Но он не услышал и шагнул вперед. Хорошо ему, длинному, он-то рюкзак не замочил. Но местонахождение сухого пайка продолжало беспокоить. А вода тем временем хлестала в бок с какой-то необъяснимой яростью, ведь я ничего плохого ей не сделала, а другой берег был еще далеко, до него еще надо было добраться.
Но мы добрались, хоть это и стоило нам неимоверных усилий. Вышли на сушу, скинули рюкзаки (еда все-таки была у него), огляделись по сторонам, и я гордо сказала:
– Мы с тобой герои!
– Не герои, полные идиоты. Смотри!
Я глянула в указанном направлении и увидела за невысокой скалой широко разлившийся «по камешкам, по желтому песочку» Тереклисай и бредущего по щиколотку в тихой, пронизанной солнцем, ласковой, как котенок, воде Григория Николаевича.
Но даже это не испортило настроения. Солнце стояло в зените, на соседней арче важно шевелились мохнатые лапы, проглядывали сквозь их зелень голубые шишечки, на высохший тополь снова и снова прилетал дятел, часто-часто стучал клювом, выбивал долгую дробь. Мы наелись, Кирилл и Гриша разлеглись на теплом песке.
Я сидела, опершись спиной о теплый камень, и просто смотрела на высокий противоположный берег. Смотрела, смотрела… Внезапно меня не стало.
Нет, я должна попытаться рассказать, что же со мной произошло, хотя понимаю, как это будет трудно. Меня не было. Не было мысли, ощущения собственного тела, понимания, кто я и откуда сюда пришла; не было ни прошлого, ни настоящего, ни будущего, будто я никогда не рождалась на свет. Казалось, то, что было когда-то мной, растеклось, расплескалось во вселенной, но продолжает «видеть», не отдавая себе отчета, как именно оно видит колдовскую вершину далекой горы, монолитной и неприступной, с рваными скалами на вершине. Это не было сном, и это было прекрасно! Может быть, что-то подобное произойдет с нами после смерти? О, если бы так!
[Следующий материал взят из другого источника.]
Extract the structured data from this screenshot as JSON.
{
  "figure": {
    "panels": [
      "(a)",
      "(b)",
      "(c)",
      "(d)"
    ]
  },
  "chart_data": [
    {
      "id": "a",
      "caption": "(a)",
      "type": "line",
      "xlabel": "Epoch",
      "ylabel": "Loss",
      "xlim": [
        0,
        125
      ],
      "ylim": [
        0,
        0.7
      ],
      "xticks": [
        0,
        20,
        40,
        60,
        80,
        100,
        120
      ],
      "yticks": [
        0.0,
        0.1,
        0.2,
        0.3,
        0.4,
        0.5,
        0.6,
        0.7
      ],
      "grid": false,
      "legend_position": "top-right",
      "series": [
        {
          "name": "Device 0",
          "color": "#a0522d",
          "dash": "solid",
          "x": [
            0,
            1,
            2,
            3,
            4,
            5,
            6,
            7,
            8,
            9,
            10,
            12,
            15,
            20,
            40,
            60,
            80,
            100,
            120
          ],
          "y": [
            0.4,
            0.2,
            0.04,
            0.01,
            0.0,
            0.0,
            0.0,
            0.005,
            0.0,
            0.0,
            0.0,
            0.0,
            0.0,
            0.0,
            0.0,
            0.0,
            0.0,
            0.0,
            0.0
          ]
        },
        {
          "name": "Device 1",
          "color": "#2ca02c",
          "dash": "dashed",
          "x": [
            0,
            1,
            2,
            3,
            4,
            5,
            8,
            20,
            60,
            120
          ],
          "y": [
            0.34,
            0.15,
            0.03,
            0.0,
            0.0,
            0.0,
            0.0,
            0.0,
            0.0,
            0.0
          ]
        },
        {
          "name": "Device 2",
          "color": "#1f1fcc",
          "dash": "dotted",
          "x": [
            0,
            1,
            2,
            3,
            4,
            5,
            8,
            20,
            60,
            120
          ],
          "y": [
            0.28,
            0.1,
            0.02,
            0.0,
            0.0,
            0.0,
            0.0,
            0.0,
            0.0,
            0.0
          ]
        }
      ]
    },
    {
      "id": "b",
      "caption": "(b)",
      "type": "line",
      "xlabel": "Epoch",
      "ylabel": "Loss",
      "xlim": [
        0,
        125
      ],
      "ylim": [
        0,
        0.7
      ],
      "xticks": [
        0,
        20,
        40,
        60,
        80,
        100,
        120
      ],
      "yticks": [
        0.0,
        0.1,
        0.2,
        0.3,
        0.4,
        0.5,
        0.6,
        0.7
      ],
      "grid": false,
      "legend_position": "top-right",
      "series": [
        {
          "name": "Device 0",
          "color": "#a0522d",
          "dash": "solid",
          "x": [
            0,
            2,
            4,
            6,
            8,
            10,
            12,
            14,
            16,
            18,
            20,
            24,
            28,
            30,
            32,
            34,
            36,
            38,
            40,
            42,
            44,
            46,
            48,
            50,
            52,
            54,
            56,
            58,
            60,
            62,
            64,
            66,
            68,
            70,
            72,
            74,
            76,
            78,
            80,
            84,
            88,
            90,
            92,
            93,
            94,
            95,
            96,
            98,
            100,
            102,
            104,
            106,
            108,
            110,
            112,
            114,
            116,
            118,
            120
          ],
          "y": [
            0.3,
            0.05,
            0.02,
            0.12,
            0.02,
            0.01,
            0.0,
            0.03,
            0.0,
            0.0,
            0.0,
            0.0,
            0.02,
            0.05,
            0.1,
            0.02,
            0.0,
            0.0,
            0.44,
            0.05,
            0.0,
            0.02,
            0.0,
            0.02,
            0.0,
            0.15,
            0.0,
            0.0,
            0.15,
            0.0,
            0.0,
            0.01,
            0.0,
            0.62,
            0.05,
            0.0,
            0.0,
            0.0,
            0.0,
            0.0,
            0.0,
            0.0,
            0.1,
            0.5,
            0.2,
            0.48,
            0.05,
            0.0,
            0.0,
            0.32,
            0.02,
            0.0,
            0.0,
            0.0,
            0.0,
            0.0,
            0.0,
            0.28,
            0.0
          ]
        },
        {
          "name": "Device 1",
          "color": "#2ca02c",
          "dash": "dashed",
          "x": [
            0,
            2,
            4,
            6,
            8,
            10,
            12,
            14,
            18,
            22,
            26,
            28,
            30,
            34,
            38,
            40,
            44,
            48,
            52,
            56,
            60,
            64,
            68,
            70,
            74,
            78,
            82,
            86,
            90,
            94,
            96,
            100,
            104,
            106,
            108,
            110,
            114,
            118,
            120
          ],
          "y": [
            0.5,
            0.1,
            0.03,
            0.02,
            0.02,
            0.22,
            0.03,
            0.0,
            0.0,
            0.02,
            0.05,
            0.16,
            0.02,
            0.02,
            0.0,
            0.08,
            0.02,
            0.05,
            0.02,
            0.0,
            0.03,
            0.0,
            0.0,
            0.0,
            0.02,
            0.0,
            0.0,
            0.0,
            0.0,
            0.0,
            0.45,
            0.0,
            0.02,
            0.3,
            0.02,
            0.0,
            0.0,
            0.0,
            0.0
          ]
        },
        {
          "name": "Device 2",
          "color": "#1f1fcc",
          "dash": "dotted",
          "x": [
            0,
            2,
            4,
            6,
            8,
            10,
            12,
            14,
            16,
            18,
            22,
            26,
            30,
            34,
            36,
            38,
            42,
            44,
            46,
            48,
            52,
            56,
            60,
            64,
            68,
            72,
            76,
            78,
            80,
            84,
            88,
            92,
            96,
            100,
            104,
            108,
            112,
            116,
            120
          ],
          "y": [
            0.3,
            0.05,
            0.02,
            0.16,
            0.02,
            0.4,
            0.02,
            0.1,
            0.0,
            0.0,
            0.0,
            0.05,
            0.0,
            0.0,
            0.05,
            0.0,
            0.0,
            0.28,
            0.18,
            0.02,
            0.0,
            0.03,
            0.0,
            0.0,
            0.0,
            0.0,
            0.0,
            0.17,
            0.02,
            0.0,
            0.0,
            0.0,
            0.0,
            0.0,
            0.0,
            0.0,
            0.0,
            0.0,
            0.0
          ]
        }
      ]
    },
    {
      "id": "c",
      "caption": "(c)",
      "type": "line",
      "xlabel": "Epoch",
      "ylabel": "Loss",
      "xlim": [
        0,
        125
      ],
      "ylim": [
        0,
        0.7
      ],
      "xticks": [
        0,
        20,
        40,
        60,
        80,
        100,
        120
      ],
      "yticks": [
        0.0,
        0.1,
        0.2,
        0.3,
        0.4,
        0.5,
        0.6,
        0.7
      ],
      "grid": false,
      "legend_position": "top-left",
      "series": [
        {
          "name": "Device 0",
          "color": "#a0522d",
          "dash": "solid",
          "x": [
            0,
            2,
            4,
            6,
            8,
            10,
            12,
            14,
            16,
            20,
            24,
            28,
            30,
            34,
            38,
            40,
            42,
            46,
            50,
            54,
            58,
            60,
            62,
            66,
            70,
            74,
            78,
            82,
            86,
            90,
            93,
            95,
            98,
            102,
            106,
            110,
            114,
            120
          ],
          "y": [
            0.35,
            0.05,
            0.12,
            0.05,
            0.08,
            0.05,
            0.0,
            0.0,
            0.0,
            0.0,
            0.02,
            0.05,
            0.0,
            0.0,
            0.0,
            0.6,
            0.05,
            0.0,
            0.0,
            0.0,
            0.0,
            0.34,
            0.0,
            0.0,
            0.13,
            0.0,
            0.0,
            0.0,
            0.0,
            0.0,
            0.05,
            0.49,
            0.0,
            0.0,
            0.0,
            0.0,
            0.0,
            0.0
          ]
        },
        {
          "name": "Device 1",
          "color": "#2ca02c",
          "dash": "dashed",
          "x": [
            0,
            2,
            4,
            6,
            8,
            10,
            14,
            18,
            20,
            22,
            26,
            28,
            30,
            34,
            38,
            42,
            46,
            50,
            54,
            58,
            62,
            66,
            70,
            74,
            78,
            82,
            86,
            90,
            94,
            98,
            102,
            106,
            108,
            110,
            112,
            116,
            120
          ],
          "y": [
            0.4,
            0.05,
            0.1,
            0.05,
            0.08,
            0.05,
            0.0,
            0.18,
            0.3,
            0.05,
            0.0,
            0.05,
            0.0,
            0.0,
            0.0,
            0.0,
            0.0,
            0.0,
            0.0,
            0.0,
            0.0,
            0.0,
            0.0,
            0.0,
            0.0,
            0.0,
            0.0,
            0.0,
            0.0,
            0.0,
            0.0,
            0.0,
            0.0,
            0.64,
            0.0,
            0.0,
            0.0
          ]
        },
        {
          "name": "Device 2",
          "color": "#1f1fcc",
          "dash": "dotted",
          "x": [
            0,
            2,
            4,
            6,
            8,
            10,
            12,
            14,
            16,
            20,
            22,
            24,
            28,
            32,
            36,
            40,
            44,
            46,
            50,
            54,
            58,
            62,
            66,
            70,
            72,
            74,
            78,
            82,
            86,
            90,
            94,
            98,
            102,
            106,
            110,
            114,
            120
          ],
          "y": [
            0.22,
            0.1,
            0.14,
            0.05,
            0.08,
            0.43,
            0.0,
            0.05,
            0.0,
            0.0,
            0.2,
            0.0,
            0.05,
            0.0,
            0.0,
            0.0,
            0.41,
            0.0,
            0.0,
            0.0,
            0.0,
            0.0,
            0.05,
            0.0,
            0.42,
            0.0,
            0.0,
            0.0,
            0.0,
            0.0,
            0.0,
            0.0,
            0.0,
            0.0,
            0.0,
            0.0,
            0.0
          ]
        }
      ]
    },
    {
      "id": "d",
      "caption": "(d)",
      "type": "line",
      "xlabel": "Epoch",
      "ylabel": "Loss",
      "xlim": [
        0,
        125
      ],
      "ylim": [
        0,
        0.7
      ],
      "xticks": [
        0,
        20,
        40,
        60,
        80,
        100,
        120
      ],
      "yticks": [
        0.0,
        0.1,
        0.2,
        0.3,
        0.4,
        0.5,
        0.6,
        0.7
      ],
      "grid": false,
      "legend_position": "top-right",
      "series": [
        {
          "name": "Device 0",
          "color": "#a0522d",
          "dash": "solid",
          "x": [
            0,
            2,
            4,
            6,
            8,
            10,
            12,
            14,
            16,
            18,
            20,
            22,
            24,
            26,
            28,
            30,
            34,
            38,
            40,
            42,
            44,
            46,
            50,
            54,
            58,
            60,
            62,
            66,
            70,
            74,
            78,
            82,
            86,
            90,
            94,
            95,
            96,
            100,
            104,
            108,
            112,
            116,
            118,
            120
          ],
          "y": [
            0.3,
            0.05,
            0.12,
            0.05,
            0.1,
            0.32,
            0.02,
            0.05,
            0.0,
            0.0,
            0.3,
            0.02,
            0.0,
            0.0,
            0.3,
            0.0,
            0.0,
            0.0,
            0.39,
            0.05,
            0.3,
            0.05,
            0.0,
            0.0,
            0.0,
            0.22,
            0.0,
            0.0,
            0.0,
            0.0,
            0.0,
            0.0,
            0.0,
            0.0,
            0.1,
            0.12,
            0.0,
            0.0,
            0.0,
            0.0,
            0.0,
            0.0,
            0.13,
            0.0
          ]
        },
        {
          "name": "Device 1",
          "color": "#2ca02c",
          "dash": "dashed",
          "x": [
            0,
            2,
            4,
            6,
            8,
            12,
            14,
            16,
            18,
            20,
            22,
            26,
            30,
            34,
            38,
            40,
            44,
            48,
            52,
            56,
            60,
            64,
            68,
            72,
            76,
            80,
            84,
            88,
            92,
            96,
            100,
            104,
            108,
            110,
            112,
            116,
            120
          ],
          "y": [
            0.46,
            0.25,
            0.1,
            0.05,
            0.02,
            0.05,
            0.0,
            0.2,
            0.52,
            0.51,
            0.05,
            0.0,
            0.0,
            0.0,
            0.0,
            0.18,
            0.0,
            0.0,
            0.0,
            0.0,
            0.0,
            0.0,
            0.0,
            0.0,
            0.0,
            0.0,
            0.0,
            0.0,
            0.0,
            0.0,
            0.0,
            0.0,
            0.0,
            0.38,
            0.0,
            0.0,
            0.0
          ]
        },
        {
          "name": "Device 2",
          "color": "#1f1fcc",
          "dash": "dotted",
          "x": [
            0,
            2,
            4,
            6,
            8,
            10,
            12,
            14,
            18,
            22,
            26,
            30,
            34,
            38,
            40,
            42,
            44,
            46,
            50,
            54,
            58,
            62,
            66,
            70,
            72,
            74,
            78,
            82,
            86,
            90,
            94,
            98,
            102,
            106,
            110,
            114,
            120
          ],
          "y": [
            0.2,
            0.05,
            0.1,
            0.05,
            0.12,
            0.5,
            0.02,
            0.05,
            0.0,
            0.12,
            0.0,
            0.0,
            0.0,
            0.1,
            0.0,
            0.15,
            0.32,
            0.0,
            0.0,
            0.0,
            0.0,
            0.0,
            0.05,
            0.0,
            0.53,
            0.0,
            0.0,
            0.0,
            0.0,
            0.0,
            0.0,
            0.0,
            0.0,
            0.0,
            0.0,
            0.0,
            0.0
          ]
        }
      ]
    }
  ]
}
Не могу сказать, как долго длилось это состояние. Миг, несколько секунд, минуту…
– Да вот же они! – прозвучал Гришин голос.
Я очнулась. Он уже не лежал на песке, а стоял поодаль и разглядывал какие-то высокие, сухие стебли.
– Какой же я болван, я искал на земле, а цветонос вымахал вон куда. И вот вам, пожалуйста, семена тюльпанов.
Докопаться до луковиц не было никакой возможности, земля затвердела в камень. Все кончилось сломанным ножом. Тогда мы поднялись и стали собирать семена, маленькие черные зернышки. А про случившееся со мной я никому ничего не сказала.
Года через два, весной, Гриша пригласил нас в гости. Мы сидели за столом во дворе под орешиной, угощались чем бог послал в тот день симпатичному семейству Астаховых, а после обеда нас повели смотреть тюльпаны.
Они стояли алой стенкой, плотно прижимаясь изящными бокалами один к другому, лепестки их были заострены и чуть завернуты внутрь.
– Гриша, – ахнула я, – неужели?
– Те самые, с Терекли, – гордо ответил он. – В первый раз цветут, – и, довольный, смотрел на нас и радовался, как ребенок, своему успеху.